The MPAA, the trade organization for the Hollywood studios, is financed by Warner Bros., Fox, Universal, Disney, Sony, and Paramount. Each provides about $10 million per year. Aside from efforts to suppress digital piracy, it lobbies Congress and regulatory agencies. Its crucial job here is to protect the Big Six’s crown jewels: their libraries of movies, animated shorts, and TV series, without which they couldn’t survive.

Consider Warner Bros. Its library has more than 60,000 licensable properties, including 6,500 movies and 40,000 TV episodes. Whereas its DVD sales have been on the wane, its TV licensing has skyrocketed. In 2010, according to sources at Time Warner, Warner Bros. harvested over $4 billion from worldwide licensing to TV. Nearly 80 percent came from just four cable customers—HBO, Turner, ABC Family, and NBCU’s cable channels. Not only did this far exceed its share of theatrical box-office receipts, which were $2.4 billion in 2010, but this licensing is highly profitable: The studio pays none of the cost of advertising, prints, or logistics. Almost all proceeds, minus some residuals paid to third parties, go to a studio’s bottom line. Whatever the vagaries of the box office, licensing is the largest and most reliable source of profits for the studios.

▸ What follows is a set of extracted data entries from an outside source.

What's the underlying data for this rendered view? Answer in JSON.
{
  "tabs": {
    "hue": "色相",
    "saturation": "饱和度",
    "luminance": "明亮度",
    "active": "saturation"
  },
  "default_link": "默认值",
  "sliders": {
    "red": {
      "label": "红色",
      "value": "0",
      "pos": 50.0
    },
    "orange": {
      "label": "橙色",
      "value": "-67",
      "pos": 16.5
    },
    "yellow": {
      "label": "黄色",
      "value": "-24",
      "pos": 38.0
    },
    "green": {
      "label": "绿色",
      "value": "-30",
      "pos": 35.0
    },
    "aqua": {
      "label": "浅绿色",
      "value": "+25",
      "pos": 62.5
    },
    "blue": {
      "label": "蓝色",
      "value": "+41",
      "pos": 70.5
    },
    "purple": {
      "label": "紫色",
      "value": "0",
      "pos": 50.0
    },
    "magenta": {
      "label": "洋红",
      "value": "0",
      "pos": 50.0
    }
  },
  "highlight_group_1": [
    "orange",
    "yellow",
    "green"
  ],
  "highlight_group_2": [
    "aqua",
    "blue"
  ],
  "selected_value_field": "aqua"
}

But these golden geese are in danger of being strangled to death by video streaming. New age companies, notably Netflix, Amazon, Apple, and Google, now compete with cable TV by streaming movies and other video directly over the Internet. Netflix, for instance, offers unlimited streaming for $1 extra a month with its mail-in service, Amazon offers free streaming to its 10 million Amazon Prime customers, and Google offers YouTube free.

How can they afford it? Whereas the old-line cable and satellite companies have enormous building, servicing and amortizing costs, the Internet is essentially free to transmit over. Even if the new age streamers paid the same to license, buy, or produce content, they have a comparative advantage.  “I don’t see how cable can compete with free transmissions,” a savvy top executive of Time Warner told me, pointing out that Netflix, after sublicensing Starz’s content, offers it for a fraction of what Starz charges its subscribers. No doubt Starz will end this bargain rate when its Netflix contract ends in October 2011, but so long as transmission remains free, streaming will chip away at the cable audience. “Cord cutting” will leave the cable systems with diminished revenue but the same overhead. “If 5 percent cut their cord, it would be a financial disaster for cable networks,” said a pay-TV executive. The result: cable nets would cut back on the amount they pay for content (which has happened in the case of pay-TV channels).

The Hollywood studios not only risk losing billions of dollars in licensing revenues, but their corporate parents own almost all the big cable networks. Since anti-trust law prevents the studios from meeting to restrain trade, they must act through the MPAA.

Enter Dodd. While technically prohibited from lobbying Congress until 2013, he can provide guidance to the MPAA’s massive D.C. lobbying operation. And as a former chairman of the Democratic Party and former head of the Senate Banking Committee, he knows how the who-gets-what system in Congress works.

Among other things, the MPAA has sidled into the battle raging at the FCC over regulation of the Internet regarding so-called net neutrality, which would guarantee anyone could send anything at no cost over the Internet. Proponents argue that free, untampered with transmission is vital to democracy (and their businesses). They have the support of FCC Chairman Julius Genachowski, a former IAC executive.

On the other side are the telecom and cable companies that argue it’s their right to manage traffic that goes through their pipelines as efficiently as possible. Just as cities should be able to manage vehicle traffic by discriminating against trucks on certain streets, they say they should be allowed to segregate traffic along their routes, even if it results in slower, and possibly more expensive, video streaming. Here the interests of the telecoms, the cable networks, and studios converge.

The challenge for Dodd is to use the considerable skills and connections at his disposal to quietly bring about such an alliance.